9 Integrity and administrative information¶
The DATASUM and CHECKSUM keywords (see the Checksum Keyword Convention) should be set in all HDUs to allow a check on whether the data file has been modified from the original or has become corrupted. However, their values in a Meta-HDU (see Appendix III) will be recomputed when constituent HDUs have been combined into a single HDU (after checking the constituent HDUs DATASUM and CHECKSUM).
INFO_URL should point to a human-readable web page describing “everything” about the data set: what it is, how to use it, links to e.g., user guides, instrument/site/telescope descriptions, descriptions of caveats, information about data rights, preferred acknowledgements, whom to contact if you have questions, and repositories of observing/engineering logs.

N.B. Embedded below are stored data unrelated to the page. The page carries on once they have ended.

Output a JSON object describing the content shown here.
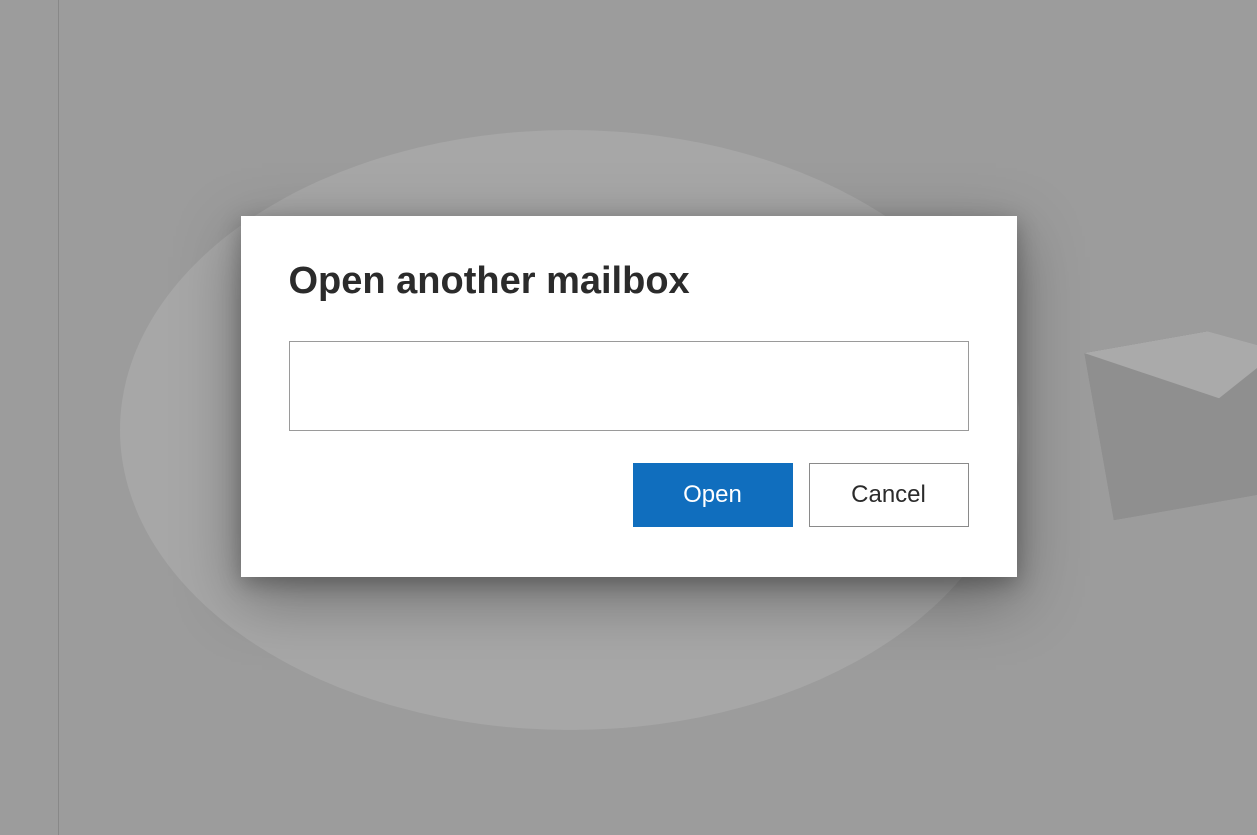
{
  "dialog": {
    "title": "Open another mailbox",
    "input_value": "",
    "input_placeholder": "",
    "open_label": "Open",
    "cancel_label": "Cancel"
  }
}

Upon ingestion of (meta)data into an SVO, the material pointed to by INFO_URL and OBS_LOG (Section 5.5) might be “harvested” and preserved in such a way that it is possible to retrieve a copy even if the original source is no longer available. It might be possible for an SVO to recursively harvest pages/documents and even auxiliary data such as flat fields being linked to from INFO_URL. The harvesting will have to be restricted somehow - presumably limited to links pointing beside or below INFO_URL[7] and OBS_LOG.

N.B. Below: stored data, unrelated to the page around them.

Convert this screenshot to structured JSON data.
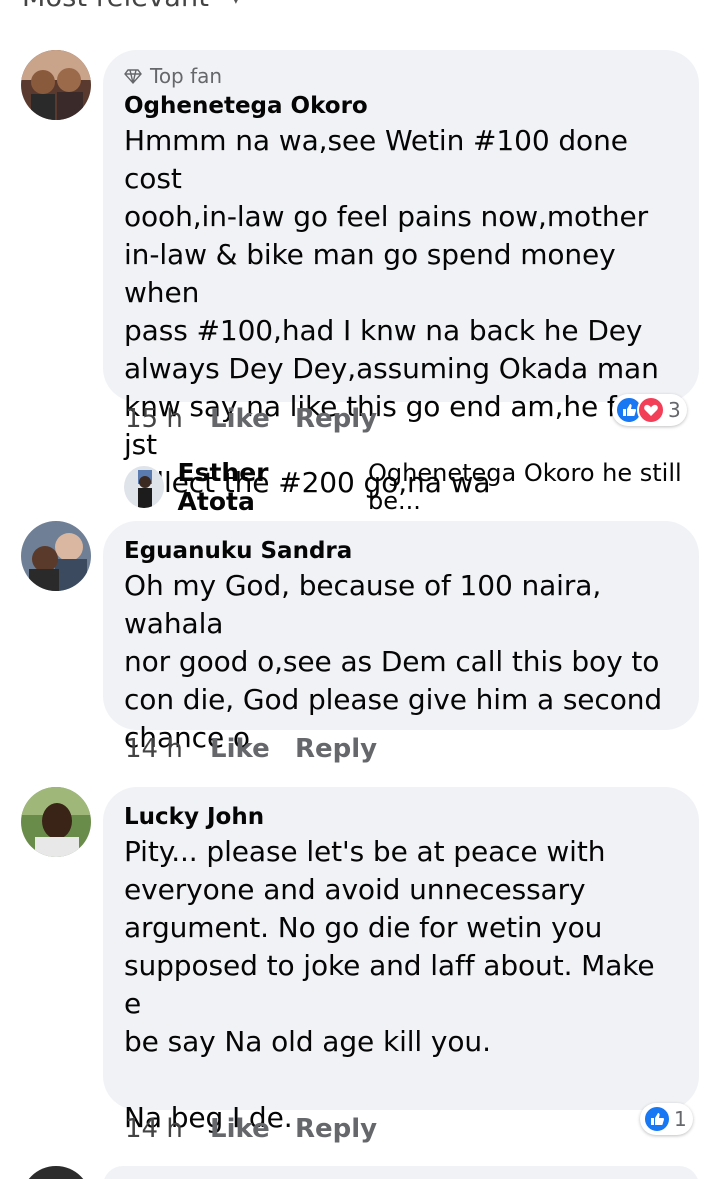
{
  "header": {
    "sort_label": "Most relevant"
  },
  "comments": [
    {
      "badge": "Top fan",
      "author": "Oghenetega Okoro",
      "text": "Hmmm na wa,see Wetin #100 done cost\noooh,in-law go feel pains now,mother\nin-law & bike man go spend money when\npass #100,had I knw na back he Dey\nalways Dey Dey,assuming Okada man\nknw say na like this go end am,he for jst\ncollect the #200 go,na wa",
      "time": "15 h",
      "like": "Like",
      "reply": "Reply",
      "reactions": [
        "like",
        "love"
      ],
      "reaction_count": "3"
    },
    {
      "author": "Eguanuku Sandra",
      "text": "Oh my God, because of 100 naira, wahala\nnor good o,see as Dem call this boy to\ncon die, God please give him a second\nchance o",
      "time": "14 h",
      "like": "Like",
      "reply": "Reply"
    },
    {
      "author": "Lucky John",
      "text": "Pity... please let's be at peace with\neveryone and avoid unnecessary\nargument. No go die for wetin you\nsupposed to joke and laff about. Make e\nbe say Na old age kill you.\n\nNa beg I de.",
      "time": "14 h",
      "like": "Like",
      "reply": "Reply",
      "reactions": [
        "like"
      ],
      "reaction_count": "1"
    }
  ],
  "reply_preview": {
    "author": "Esther Atota",
    "snippet": "Oghenetega Okoro he still be..."
  },
  "colors": {
    "bubble": "#f0f2f5",
    "like_blue": "#1877f2",
    "love_red": "#f33e58",
    "meta_gray": "#65676b"
  }
}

Any other administrative information pertaining to the file should also be included at the INFO_URL.
Proprietary data should be marked by setting the keyword RELEASE to the date at which the data can be freely distributed. The keyword RELEASEC may be used to give contact information for one or more people (name/email addresses, comma separated) administering the release details.
10 Reporting of events detected by the pipeline/spacecraft¶
If the pipeline uses event/feature detection algorithms that will only work on the raw data, not the final pipeline product, detected events/features should be reported in pixel lists (see Appendix I-d). If possible, events that are detected during acquisition of the data but are not detectable in the acquired data should also be reported (e.g., on-board-detected events in spacecraft).

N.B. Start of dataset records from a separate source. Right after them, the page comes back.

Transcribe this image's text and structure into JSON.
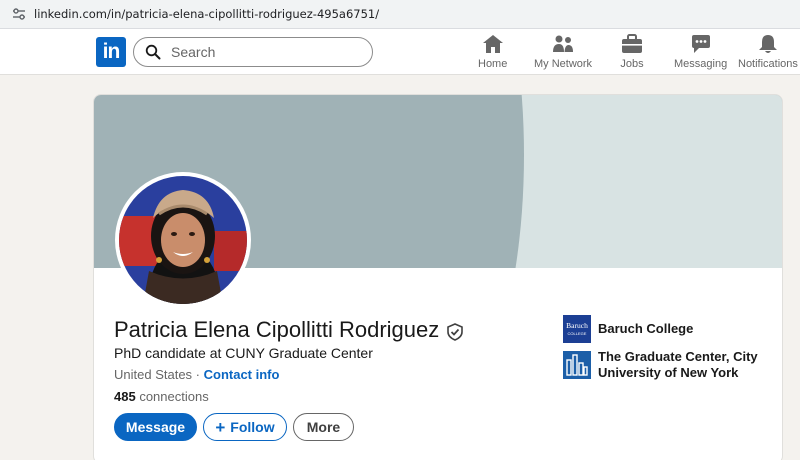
{
  "browser": {
    "url": "linkedin.com/in/patricia-elena-cipollitti-rodriguez-495a6751/"
  },
  "nav": {
    "logo_text": "in",
    "search_placeholder": "Search",
    "items": [
      {
        "label": "Home",
        "icon": "home-icon"
      },
      {
        "label": "My Network",
        "icon": "network-icon"
      },
      {
        "label": "Jobs",
        "icon": "briefcase-icon"
      },
      {
        "label": "Messaging",
        "icon": "chat-icon"
      },
      {
        "label": "Notifications",
        "icon": "bell-icon"
      }
    ]
  },
  "profile": {
    "name": "Patricia Elena Cipollitti Rodriguez",
    "headline": "PhD candidate at CUNY Graduate Center",
    "location": "United States",
    "separator": " · ",
    "contact_info": "Contact info",
    "connections_count": "485",
    "connections_label": " connections",
    "buttons": {
      "message": "Message",
      "follow": "Follow",
      "more": "More"
    }
  },
  "organizations": [
    {
      "name": "Baruch College",
      "logo_text": "Baruch COLLEGE"
    },
    {
      "name_line1": "The Graduate Center, City",
      "name_line2": "University of New York"
    }
  ],
  "colors": {
    "brand": "#0a66c2",
    "banner": "#a0b2b6",
    "page_bg": "#f4f2ee"
  }
}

When possible, such events/features should also be reported to relevant registries following the appropriate standards (e.g., VOEvents).
2.4 Comments¶
We strongly urge pipeline designers to use the FITS mechanism for commenting keywords (using a forward slash after the keyword value). Although pipeline designers may know all their cryptic keywords by heart while writing the pipeline, this will not be the case a year or more later.
Any units for keyword values should be enclosed in square brackets at the beginning of the keyword comment (Section 4.3 of the FITS Standard).
We are considering making a machine- and human-readable catalogue of keyword comments used in this document, making it possible to create utilities that fill them out automatically for SOLARNET-defined keywords. However, the main utility of such a wrapper would be to also identify keywords with no comment at all, or comments without unit specifications (where appropriate).
Additional comments may be added using the
COMMENTkeyword or by leaving the keyword field blank – see Section 4.4.2.4 in the FITS Standard.